Many end users just want to get their work done, irrespective of the cartridge as long as it meets their minimum standards. It should be annoying when one buys a cartridge and the crypto in the printer rejects the ink. The way business is done in many countries is that you cannot always go back to the seller and ask for a replacement. It will make end users look for printers without any encryption chip. --- Eugen Leitl <eugen@leitl.org> wrote:
----- Forwarded message from David Farber <dave@farber.net> -----
From: David Farber <dave@farber.net> Date: Fri, 6 Jul 2007 19:53:46 -0400 To: ip@v2.listbox.com Subject: [IP] Can cryptography prevent printer-ink piracy? X-Mailer: Apple Mail (2.752.3) Reply-To: dave@farber.net
Begin forwarded message:
From: Jeff.Hodges@KingsMountain.com Date: July 6, 2007 7:20:55 PM EDT To: dave@farber.net Subject: Can cryptography prevent printer-ink piracy? Reply-To: Jeff.Hodges@KingsMountain.com
Can cryptography prevent printer-ink piracy?
http://hardware.slashdot.org/article.pl?sid=07/07/01/0221213&from=rss
Zack Melich writes with news of a new front about to open in the war printer manufacturers wage with cartridge counterfeiters, refillers, and hardware hackers. A San Francisco company, Cryptography Research Inc., is designing a crypto chip to marry cartridges to printers. There's no word so far that any printer manufacturer has committed to using it.
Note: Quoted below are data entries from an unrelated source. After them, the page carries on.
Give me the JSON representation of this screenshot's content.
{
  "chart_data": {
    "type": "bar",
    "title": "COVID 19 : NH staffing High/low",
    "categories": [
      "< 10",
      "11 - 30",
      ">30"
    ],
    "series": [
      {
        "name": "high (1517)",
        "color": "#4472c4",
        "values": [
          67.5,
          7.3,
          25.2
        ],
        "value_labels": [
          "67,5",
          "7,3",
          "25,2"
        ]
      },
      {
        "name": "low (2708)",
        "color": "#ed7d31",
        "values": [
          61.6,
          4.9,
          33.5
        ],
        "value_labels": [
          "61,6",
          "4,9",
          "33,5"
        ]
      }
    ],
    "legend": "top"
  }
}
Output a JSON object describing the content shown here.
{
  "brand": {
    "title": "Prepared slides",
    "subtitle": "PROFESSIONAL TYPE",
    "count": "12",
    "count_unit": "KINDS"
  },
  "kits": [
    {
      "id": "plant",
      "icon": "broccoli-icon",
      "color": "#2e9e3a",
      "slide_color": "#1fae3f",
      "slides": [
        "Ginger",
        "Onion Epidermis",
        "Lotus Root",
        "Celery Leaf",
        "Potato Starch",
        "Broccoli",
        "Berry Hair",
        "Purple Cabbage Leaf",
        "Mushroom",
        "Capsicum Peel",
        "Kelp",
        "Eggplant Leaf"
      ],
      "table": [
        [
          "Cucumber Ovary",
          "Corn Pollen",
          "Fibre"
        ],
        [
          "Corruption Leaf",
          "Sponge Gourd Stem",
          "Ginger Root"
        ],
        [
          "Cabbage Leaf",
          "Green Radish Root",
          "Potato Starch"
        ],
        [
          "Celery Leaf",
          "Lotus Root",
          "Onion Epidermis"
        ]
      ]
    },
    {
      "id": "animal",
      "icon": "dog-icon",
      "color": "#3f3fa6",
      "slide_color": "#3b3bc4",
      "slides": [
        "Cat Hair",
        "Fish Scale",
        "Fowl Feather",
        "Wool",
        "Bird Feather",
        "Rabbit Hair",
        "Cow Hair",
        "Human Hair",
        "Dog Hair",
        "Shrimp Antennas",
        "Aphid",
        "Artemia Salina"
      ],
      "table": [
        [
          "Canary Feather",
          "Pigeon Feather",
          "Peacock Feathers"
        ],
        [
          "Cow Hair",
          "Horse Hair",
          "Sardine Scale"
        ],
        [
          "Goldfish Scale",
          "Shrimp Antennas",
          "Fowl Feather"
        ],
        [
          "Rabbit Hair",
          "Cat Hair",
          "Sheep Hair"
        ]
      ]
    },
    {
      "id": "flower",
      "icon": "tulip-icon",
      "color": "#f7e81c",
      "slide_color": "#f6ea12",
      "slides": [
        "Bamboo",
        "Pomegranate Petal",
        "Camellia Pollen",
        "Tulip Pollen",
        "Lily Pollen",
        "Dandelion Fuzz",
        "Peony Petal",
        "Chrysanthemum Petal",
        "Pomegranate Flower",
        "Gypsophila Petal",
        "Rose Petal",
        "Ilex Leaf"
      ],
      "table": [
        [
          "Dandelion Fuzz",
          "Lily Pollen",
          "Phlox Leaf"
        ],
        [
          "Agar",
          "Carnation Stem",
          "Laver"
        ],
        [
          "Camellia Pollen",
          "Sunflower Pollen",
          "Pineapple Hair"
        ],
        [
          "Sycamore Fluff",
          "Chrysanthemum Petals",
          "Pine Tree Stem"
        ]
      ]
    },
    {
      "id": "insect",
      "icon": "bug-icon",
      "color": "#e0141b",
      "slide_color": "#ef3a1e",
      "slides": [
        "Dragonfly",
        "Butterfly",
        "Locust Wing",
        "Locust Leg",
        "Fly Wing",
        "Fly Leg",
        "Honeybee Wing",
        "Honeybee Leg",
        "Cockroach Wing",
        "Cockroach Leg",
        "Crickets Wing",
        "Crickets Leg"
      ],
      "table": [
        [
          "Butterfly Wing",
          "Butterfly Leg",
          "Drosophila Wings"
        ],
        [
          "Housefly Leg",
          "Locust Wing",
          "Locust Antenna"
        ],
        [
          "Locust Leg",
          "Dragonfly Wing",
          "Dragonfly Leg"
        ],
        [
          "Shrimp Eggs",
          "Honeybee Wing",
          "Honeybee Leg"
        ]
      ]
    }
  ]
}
Quoting: "The company's chips use cryptography designed to make it harder for printers to use off-brand and counterfeit cartridges. CRI plans to create a secure chip that will allow only certain ink cartridges to communicate with certain printers. CRI also said that the chip will be designed that so large portions of it will have no decipherable structure, a feature that would thwart someone attempting to reverse-engineer the chip by examining it under a microscope to determine how it works. 'You can see 95 percent of the [chip's] grid and you still don't know how it works,' said Kit Rodgers, CRI's vice president of business development. Its chip generates a separate, random code for each ink cartridge, thus requiring a would-be hacker to break every successive cartridge's code to make use of the cartridge."